Reflecting health care cost trends, the Centers for Medicare and Medicaid Services has issued a final rule increasing payments to Medicare Advantage plans to 3.4% in 2019.

The announcement was part of a larger one on changes that will affect Medicare Advantage plans starting 2019, including more lax rules on what can be covered expenses for medical purposes.

The substantial increase is almost double the 1.84% hike the CMS had proposed in February. The 3.4% increase compares to the 2.95% that the payments were increased to in 2018, from the year prior.

But because of other changes the CMS made in its final rule to how it uses certain data to calculate patient “risk-adjustment scores,” the effective increase could be closer to 6.5%, on average, according to the agency’s announcement of the changes.

The payments that are being increased are made to the health insurers that administer Medicare Advantage plans.

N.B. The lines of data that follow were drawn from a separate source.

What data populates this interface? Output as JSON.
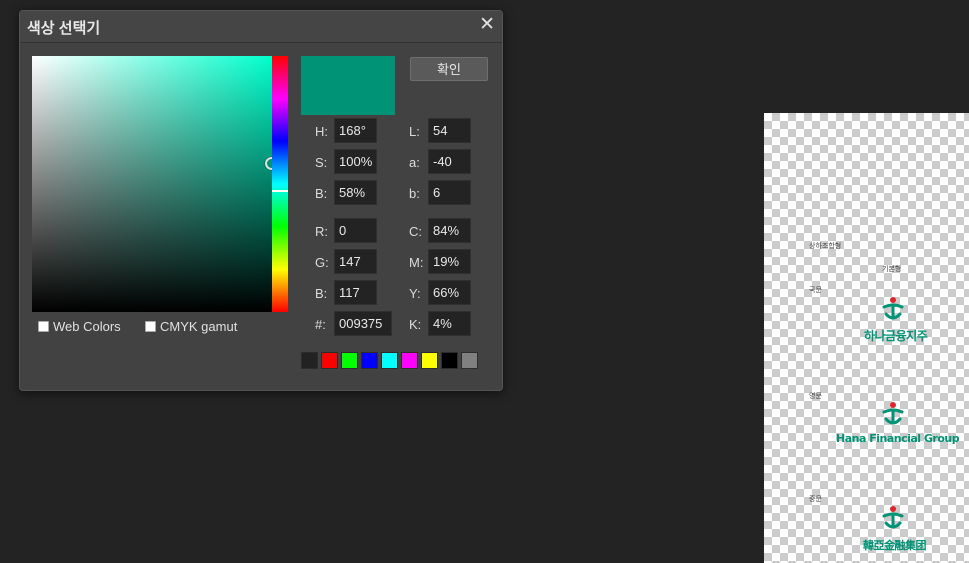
{
  "dialog": {
    "title": "색상 선택기",
    "close_glyph": "✕",
    "ok_label": "확인",
    "current_color": "#009375",
    "hsb": {
      "h_label": "H:",
      "h_value": "168°",
      "s_label": "S:",
      "s_value": "100%",
      "b_label": "B:",
      "b_value": "58%"
    },
    "lab": {
      "l_label": "L:",
      "l_value": "54",
      "a_label": "a:",
      "a_value": "-40",
      "b_label": "b:",
      "b_value": "6"
    },
    "rgb": {
      "r_label": "R:",
      "r_value": "0",
      "g_label": "G:",
      "g_value": "147",
      "b_label": "B:",
      "b_value": "117"
    },
    "cmyk": {
      "c_label": "C:",
      "c_value": "84%",
      "m_label": "M:",
      "m_value": "19%",
      "y_label": "Y:",
      "y_value": "66%",
      "k_label": "K:",
      "k_value": "4%"
    },
    "hex": {
      "label": "#:",
      "value": "009375"
    },
    "checkboxes": {
      "web_colors": "Web Colors",
      "cmyk_gamut": "CMYK gamut"
    },
    "swatches": [
      "#222222",
      "#ff0000",
      "#00ff00",
      "#0000ff",
      "#00ffff",
      "#ff00ff",
      "#ffff00",
      "#000000",
      "#808080"
    ]
  },
  "canvas": {
    "labels": {
      "label_1": "상하조합형",
      "label_2": "기본형",
      "label_3": "국문",
      "label_4": "영문",
      "label_5": "중문"
    },
    "logos": {
      "korean": "하나금융지주",
      "english": "Hana Financial Group",
      "chinese": "韓亞金融集团"
    },
    "brand_color": "#009375",
    "accent_color": "#e0262c"
  }
}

Medicare Advantage health insurers are paid a set rate by the government to help cover members’ health care costs.

The rate also affects how much insurers charge for the policies. The increase should help offset part of any premium increases, and the increased level should temper some of the inflationary pressures that all payers are feeling in the health care sector.

 

Risk-adjustment scoring

Another factor that will affect premiums and how much CMS pays out to health plans is how “risk scores” are calculated.

Payments to Medicare Advantage plans are influenced by risk scores, which take into account differences in patients’ medical diagnoses and health outcomes. The sicker the patient, the higher the risk score assigned.

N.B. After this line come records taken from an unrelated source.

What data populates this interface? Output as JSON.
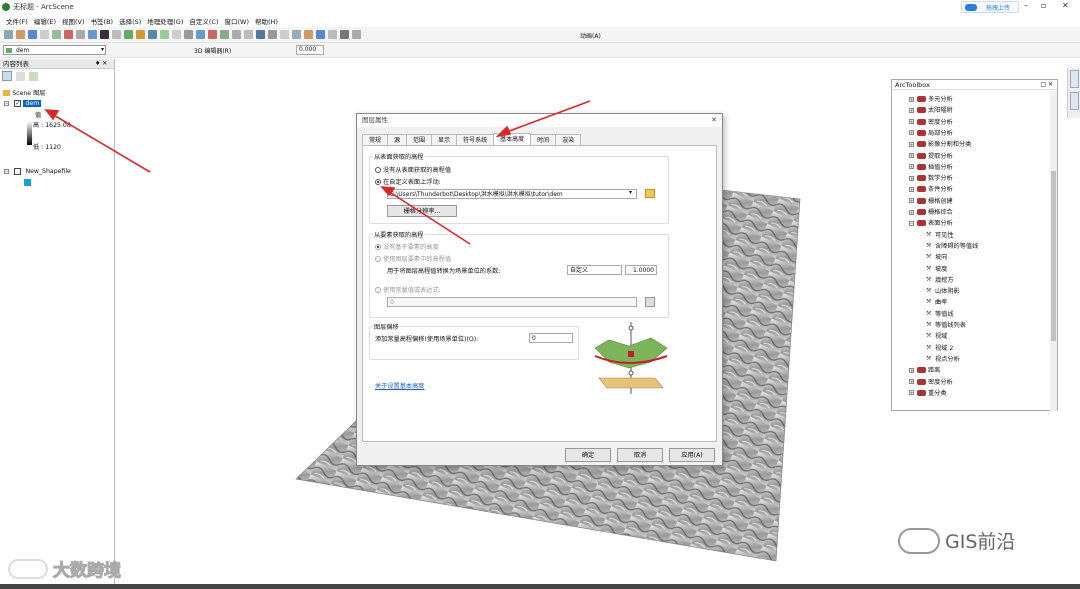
{
  "app": {
    "title": "无标题 - ArcScene",
    "upload_label": "拖拽上传"
  },
  "menu": [
    "文件(F)",
    "编辑(E)",
    "视图(V)",
    "书签(B)",
    "选择(S)",
    "地理处理(G)",
    "自定义(C)",
    "窗口(W)",
    "帮助(H)"
  ],
  "toolbar": {
    "layer_select": "dem",
    "editor_label": "3D 编辑器(R)",
    "value_field": "0.000",
    "animation_label": "动画(A)"
  },
  "toc": {
    "title": "内容列表",
    "scene_label": "Scene 图层",
    "layer1": "dem",
    "value_label": "值",
    "high": "高 : 1625.08",
    "low": "低 : 1120",
    "layer2": "New_Shapefile"
  },
  "dialog": {
    "title": "图层属性",
    "tabs": [
      "常规",
      "源",
      "范围",
      "显示",
      "符号系统",
      "基本高度",
      "时间",
      "渲染"
    ],
    "active_tab": "基本高度",
    "group1_title": "从表面获取的高程",
    "radio_no_surface": "没有从表面获取的高程值",
    "radio_custom_surface": "在自定义表面上浮动:",
    "surface_path": "C:\\Users\\Thunderbot\\Desktop\\洪水模拟\\洪水模拟\\tutor\\dem",
    "raster_res_button": "栅格分辨率...",
    "group2_title": "从要素获取的高程",
    "radio_no_feature": "没有基于要素的高度",
    "radio_use_feature": "使用图层要素中的高程值",
    "factor_label": "用于将图层高程值转换为场景单位的系数:",
    "factor_select": "自定义",
    "factor_value": "1.0000",
    "radio_expression": "使用常量值或表达式:",
    "expression_value": "0",
    "group3_title": "图层偏移",
    "offset_label": "添加常量高程偏移(使用场景单位)(O):",
    "offset_value": "0",
    "help_link": "关于设置基本高度",
    "ok": "确定",
    "cancel": "取消",
    "apply": "应用(A)"
  },
  "toolbox": {
    "title": "ArcToolbox",
    "items": [
      "多元分析",
      "太阳辐射",
      "密度分析",
      "局部分析",
      "影像分割和分类",
      "提取分析",
      "插值分析",
      "数学分析",
      "条件分析",
      "栅格创建",
      "栅格综合",
      "表面分析"
    ],
    "subitems": [
      "可见性",
      "含障碍的等值线",
      "坡向",
      "坡度",
      "填挖方",
      "山体阴影",
      "曲率",
      "等值线",
      "等值线列表",
      "视域",
      "视域 2",
      "视点分析"
    ],
    "after": [
      "距离",
      "密度分析",
      "重分类"
    ]
  },
  "watermarks": {
    "left": "大数跨境",
    "right": "GIS前沿"
  },
  "colors": {
    "accent": "#1e73be",
    "arrow": "#d7282d"
  }
}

In its announcement, the CMS said it would increase the use of encounter data to determine risk scores for plans. Under the final rule:

  • Traditional fee-for-service data will account for 75% of Medicare Advantage risk scores (it’s 85% for 2018), and
  • Encounter data will account for the remaining 25% (compared to 15% in 2018).

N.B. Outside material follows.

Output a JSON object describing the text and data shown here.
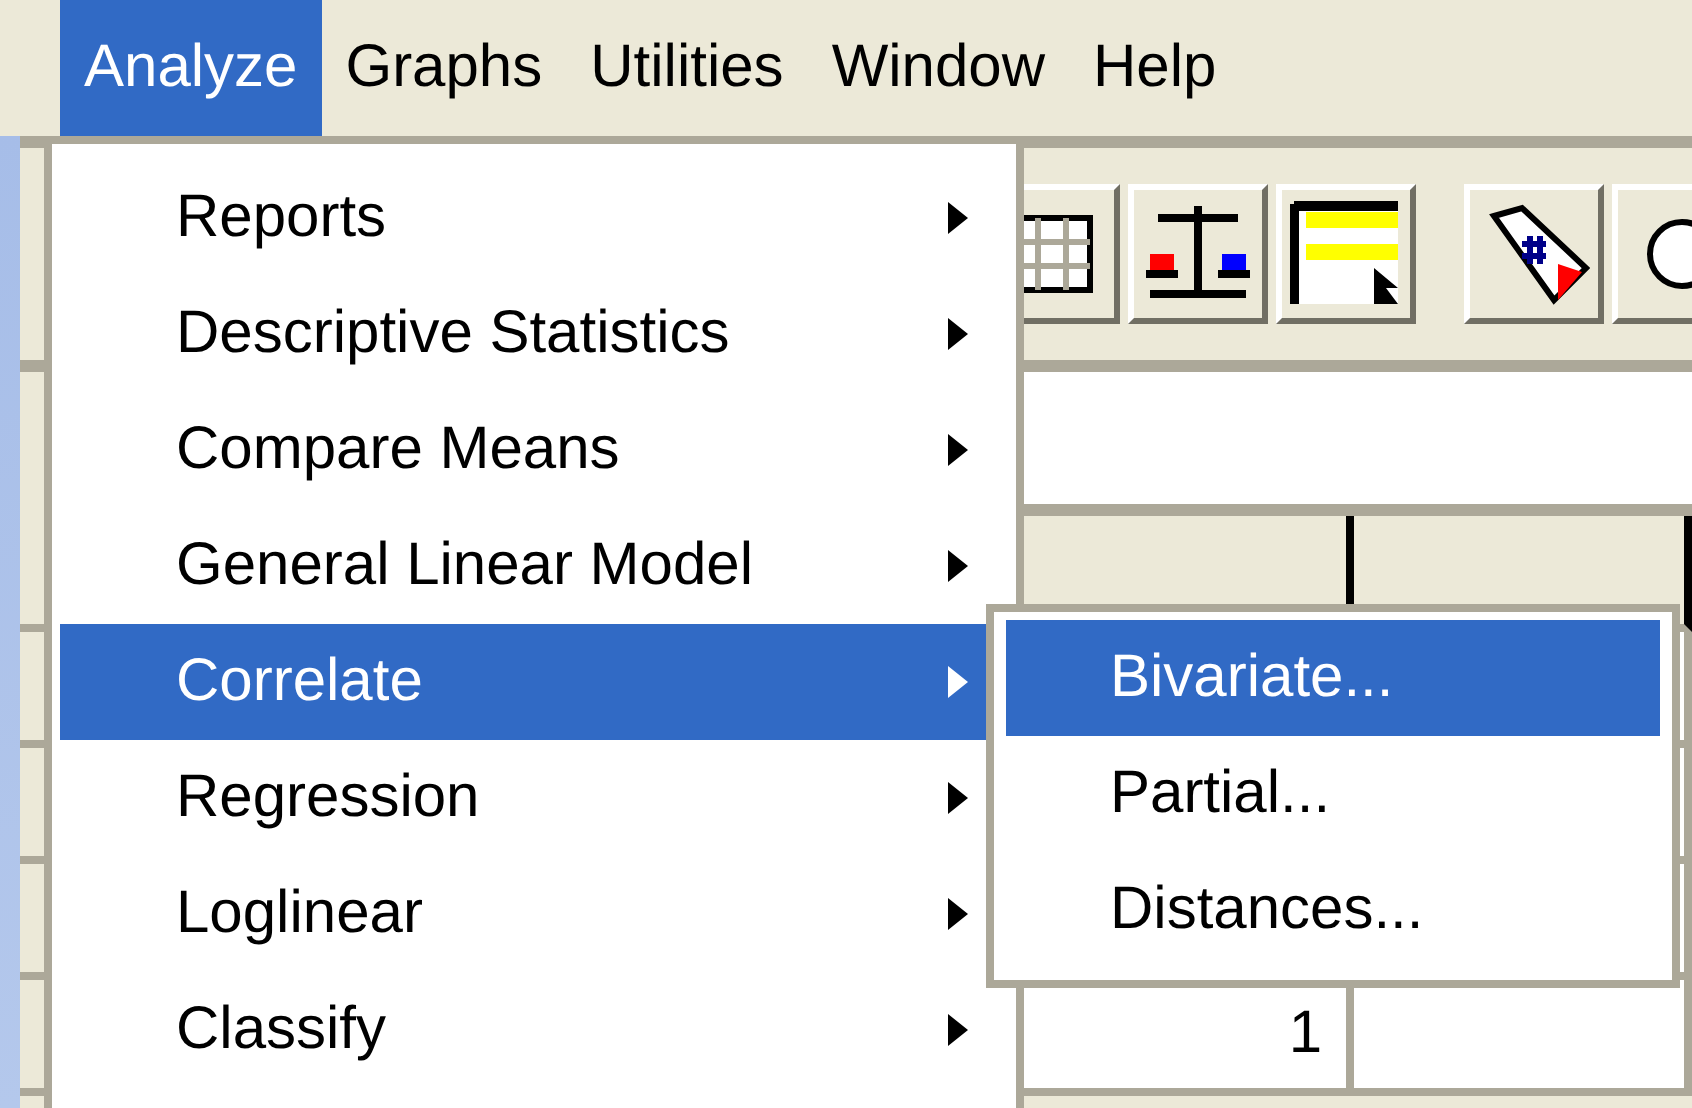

The effect, experts say, will likely be a further increase in payments, perhaps by as much as another 2 percentage points.

 

New covered items

Starting in 2019, new benefits for Medicare Advantage plans may include such items as covering special air filters for air-conditioners for people with asthma and allergies, healthy groceries, rides to medical appointments and home-delivered meals.

The CMS said it had expanded how it defines the “primarily health-related” benefits that insurers are allowed to include in their Medicare Advantage policies. And insurers would include these extras on top of providing the benefits that traditional Medicare offers.

Many Medicare Advantage plans already offer some health benefits not covered by traditional Medicare, such as eyeglasses, hearing aids, dental care and gym memberships.

But the new rules, which the industry had lobbied for, will expand that significantly to items and services that may not be directly considered medical treatment.